As you can see in the above images there are a lot of great tools we can use as artists to produce very cool weapon and shield animations. Each major part of the body is modular and sorts dynamically, and still fits the isometric perspective, switchable by a toggle. This will let us pull off cool death animations, chains of weapon attacks, add new weapons, and not break a sweat doing so.
This tool is a huge boon to our production. Since all the combat and workstation animations will be driven by it, it's a major overhaul of all the sprite sorting system we talked about up above, but it enables, long term, for our game to grow and look really impressive, despite the characters being "pawns" with no arms and legs.
The UI Overhaul
As you may have seen at the top image, the prototype build UI is currently scaling all over the place.
That's because we are moving from the Unity Canvas System over to UI Toolkit.
UI Toolkit is almost a secret at Unity. They just don't advertise it.
I am not kidding when I say this, I found it almost at random while looking for a solution to our XML driven UI, in a YouTube video, from Unity Unite 2019. (Back before Covid when we had events like that in Meat Space.)
https://www.youtube.com/watch?v=t4tfgI1XvGs


So while it is a huge undertaking and has taken Kent all month, we've been porting all the UI elements I made in Canvas System over to UI Toolkit.
The Batching there is far far better, and reduces draw calls from the hundreds down to the tens, and even lower for most UI elements. It also enables dynamic scaling in the Options menu. So if you, like I do, prefer your menus small and compact, you can leave it at default. Or if you're like Kent and like your UI huge, you have all that in-between to be comfortable with.
The suffering we experience battling with this hydra is going to pay off in the end!
Now empowered with 3 Coders and 2 Artists all working full time, we are off to the races.
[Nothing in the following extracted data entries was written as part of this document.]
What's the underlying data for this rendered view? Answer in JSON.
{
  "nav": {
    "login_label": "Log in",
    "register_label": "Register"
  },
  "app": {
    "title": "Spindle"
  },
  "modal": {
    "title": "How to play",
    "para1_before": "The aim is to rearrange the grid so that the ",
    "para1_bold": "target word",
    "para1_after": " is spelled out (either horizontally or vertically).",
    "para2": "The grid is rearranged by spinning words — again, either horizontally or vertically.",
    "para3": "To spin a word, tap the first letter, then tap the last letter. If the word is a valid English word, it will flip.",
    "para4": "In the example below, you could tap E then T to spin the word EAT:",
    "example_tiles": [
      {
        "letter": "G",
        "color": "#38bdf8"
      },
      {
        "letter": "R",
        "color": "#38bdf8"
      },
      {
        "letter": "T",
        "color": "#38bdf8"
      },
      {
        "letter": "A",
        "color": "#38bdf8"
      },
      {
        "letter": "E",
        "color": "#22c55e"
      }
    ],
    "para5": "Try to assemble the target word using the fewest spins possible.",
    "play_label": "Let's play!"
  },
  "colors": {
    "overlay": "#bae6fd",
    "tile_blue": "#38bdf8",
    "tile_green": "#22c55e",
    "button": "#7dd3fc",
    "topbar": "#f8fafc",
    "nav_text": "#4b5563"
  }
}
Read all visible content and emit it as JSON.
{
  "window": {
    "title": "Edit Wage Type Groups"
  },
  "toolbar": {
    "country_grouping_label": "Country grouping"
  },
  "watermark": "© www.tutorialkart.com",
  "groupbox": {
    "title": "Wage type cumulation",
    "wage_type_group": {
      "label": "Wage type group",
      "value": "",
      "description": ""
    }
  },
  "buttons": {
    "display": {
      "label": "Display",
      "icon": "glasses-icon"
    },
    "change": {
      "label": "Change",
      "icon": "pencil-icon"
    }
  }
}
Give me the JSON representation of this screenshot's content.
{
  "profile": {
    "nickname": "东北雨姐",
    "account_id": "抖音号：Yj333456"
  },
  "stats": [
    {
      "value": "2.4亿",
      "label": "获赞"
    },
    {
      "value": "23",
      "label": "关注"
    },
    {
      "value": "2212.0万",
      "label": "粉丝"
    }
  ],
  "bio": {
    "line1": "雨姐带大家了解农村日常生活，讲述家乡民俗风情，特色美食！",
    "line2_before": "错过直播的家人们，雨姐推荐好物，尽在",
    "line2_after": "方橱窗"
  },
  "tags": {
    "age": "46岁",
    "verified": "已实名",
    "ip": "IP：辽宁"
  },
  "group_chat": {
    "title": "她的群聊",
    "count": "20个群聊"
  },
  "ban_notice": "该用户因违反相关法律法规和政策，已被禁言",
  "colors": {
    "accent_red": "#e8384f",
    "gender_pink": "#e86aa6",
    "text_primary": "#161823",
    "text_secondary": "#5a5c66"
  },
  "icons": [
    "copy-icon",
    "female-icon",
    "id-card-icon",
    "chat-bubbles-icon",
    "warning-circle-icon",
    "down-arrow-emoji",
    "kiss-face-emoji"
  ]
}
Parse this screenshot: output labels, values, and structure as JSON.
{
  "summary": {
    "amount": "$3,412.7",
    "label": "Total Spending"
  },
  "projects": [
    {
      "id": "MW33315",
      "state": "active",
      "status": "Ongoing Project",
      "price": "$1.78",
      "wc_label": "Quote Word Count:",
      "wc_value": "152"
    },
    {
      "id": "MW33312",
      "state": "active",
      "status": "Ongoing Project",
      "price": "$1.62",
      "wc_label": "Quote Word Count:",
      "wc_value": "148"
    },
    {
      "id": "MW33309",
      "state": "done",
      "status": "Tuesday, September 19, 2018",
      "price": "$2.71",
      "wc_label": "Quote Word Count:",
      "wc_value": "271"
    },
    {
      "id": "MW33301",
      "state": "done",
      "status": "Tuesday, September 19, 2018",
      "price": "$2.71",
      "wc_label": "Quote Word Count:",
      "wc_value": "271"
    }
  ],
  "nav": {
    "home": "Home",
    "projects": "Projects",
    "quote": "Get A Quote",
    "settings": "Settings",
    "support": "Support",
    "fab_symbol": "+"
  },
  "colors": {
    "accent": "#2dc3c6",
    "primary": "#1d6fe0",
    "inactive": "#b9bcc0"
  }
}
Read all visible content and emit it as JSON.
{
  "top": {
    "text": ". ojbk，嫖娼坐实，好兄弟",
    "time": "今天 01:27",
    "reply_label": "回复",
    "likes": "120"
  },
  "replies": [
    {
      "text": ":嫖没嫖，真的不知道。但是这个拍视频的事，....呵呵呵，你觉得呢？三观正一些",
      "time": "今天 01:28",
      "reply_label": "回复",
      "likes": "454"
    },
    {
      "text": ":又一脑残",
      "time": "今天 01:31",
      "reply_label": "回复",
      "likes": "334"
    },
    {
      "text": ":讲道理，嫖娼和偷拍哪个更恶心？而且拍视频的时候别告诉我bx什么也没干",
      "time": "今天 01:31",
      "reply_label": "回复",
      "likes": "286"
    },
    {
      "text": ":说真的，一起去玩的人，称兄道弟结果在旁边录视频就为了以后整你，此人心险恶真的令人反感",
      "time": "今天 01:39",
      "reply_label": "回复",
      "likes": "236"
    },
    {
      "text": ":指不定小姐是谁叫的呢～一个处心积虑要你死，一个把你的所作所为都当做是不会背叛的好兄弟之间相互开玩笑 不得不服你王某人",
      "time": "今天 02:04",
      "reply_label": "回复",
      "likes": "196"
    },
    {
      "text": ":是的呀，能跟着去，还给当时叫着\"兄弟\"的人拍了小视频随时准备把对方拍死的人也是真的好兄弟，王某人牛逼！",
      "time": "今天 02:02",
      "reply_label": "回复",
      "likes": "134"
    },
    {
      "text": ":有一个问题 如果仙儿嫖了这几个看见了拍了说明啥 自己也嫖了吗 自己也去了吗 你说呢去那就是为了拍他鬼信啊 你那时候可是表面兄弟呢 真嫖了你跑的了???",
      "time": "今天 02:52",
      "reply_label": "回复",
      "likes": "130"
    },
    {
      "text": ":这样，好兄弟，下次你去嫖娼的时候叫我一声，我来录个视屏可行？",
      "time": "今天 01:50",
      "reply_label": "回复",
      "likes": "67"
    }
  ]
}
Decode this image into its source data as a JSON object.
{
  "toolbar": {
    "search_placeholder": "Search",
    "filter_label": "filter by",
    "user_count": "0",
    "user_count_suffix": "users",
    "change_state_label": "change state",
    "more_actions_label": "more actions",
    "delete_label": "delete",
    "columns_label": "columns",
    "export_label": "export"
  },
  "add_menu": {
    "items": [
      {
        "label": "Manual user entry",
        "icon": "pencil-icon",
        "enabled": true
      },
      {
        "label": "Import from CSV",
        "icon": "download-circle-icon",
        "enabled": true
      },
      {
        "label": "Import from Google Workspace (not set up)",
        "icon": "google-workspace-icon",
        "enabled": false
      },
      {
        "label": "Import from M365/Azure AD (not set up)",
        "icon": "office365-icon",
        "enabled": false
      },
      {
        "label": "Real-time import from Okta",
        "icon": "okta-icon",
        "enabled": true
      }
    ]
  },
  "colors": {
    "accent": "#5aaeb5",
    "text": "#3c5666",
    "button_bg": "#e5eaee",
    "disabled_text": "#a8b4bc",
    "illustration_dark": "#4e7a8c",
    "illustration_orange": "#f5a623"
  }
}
April was an extremely productive month where we began casting off the old and dusty Pre Production prototypes, and began heading towards our Full Production milestone.
Getting all this in Plastic SCM which we use for version control, and our Trello, has been my main occupation.

As you can tell, these tickets are expansive and cover every fragment of our game. It's very cool having everything in one place, well organized, and ready for the future.